If the vocal folds are close together, pressure supplied by the exhaled air sets them into vibration to produce a tone. This is called phonation. The size and shape of the cavities of the vocal tract (pharynx, nose, and mouth), determined by the positions of the mobile articulators, amplify certain frequencies of the tone. This resonance produces a complex sound that is unique for each phonetic element of the language.
The larynx, situated on top of the trachea, opens into the pharynx and is considered part of the upper airway. It is composed of cartilages linked by ligaments and muscles and completely covered by mucous membrane. The largest of these cartilages, the thyroid, forms a visible bump in the neck in men, the Adam’s apple. Within the thyroid cartilage are the vocal folds.
The vocal folds are long, smooth, rounded bands of muscle tissue that can be lengthened or shortened, tensed or relaxed, and separated or approximated. They are attached to the thyroid cartilage in the front and to the arytenoid cartilages in the back. Activation of the various intrinsic muscles, also attached to the arytenoid cartilages, causes the vocal folds to open wide during respiration or to close, tense, and stretch during phonation. For sound to be produced when exhaled air passes through the vocal folds, their edges must be more or less closed: the amount of closing affects voice quality.

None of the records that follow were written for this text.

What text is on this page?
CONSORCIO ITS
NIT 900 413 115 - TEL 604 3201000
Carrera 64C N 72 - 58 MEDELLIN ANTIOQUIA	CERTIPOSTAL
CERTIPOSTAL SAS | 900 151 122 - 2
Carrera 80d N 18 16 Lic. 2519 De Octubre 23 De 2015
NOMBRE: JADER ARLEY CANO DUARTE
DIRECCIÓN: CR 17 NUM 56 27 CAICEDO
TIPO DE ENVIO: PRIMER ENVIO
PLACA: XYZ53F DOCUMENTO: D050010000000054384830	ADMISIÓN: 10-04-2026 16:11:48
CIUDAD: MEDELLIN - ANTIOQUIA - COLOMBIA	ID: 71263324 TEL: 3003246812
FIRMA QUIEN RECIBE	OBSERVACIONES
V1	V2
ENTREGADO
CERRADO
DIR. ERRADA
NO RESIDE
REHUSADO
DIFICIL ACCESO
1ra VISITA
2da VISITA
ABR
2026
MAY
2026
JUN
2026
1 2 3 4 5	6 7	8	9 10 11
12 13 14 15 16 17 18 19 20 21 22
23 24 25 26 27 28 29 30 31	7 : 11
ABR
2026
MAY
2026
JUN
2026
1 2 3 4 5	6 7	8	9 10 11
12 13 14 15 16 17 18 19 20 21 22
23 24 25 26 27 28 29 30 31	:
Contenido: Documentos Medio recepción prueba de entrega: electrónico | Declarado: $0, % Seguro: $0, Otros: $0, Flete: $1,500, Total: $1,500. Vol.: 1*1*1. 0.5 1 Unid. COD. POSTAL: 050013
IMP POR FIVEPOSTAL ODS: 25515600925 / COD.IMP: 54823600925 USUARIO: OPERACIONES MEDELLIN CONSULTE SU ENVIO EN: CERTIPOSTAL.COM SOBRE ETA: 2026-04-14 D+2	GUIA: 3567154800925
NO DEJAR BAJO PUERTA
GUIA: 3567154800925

Phonation (1) requires the vocal folds to be closely approximated. The tension of the intrinsic muscles, along with the pressure applied from the lungs, determines the quality of the sound that is produced. On the other hand, no sound is produced when the glottis is wide open (2) and the larynx is used solely for breathing.
A large number of muscles act to position the tongue, lips, jaw, and soft palate in various combinations to articulate different consonant or vowel sounds. Many consonants result from the presence of obstructions to the air flow by the tongue and lips with teeth and hard palate. Occlusive consonants (p, t, k) are produced by the complete obstruction and then sudden release of the air flow, while fricative consonants (f, th, s, sh) are produced with an incomplete obstruction, resulting in noise-like sounds. For both of these categories, sounds are also produced while the vocal folds are vibrating, resulting in voiced consonants (b, d, g, v, z, j).
Articulation of vowels involves no major obstacles to the passage of sounds from the larynx to the mouth opening. Therefore, resonance is what differentiates these sounds. The size and shape of the vocal tract, the degree of lip rounding, and the degree of muscular tension are the most important factors affecting vowel articulation. Changes in oral, labial, and nasal cavities also contribute to vowel articulation. In some languages, such as French, the nasal resonator is involved in articulation of nasal vowels, when the velum of the soft palate moves to let some air pass through, adding a nasal quality to the sound.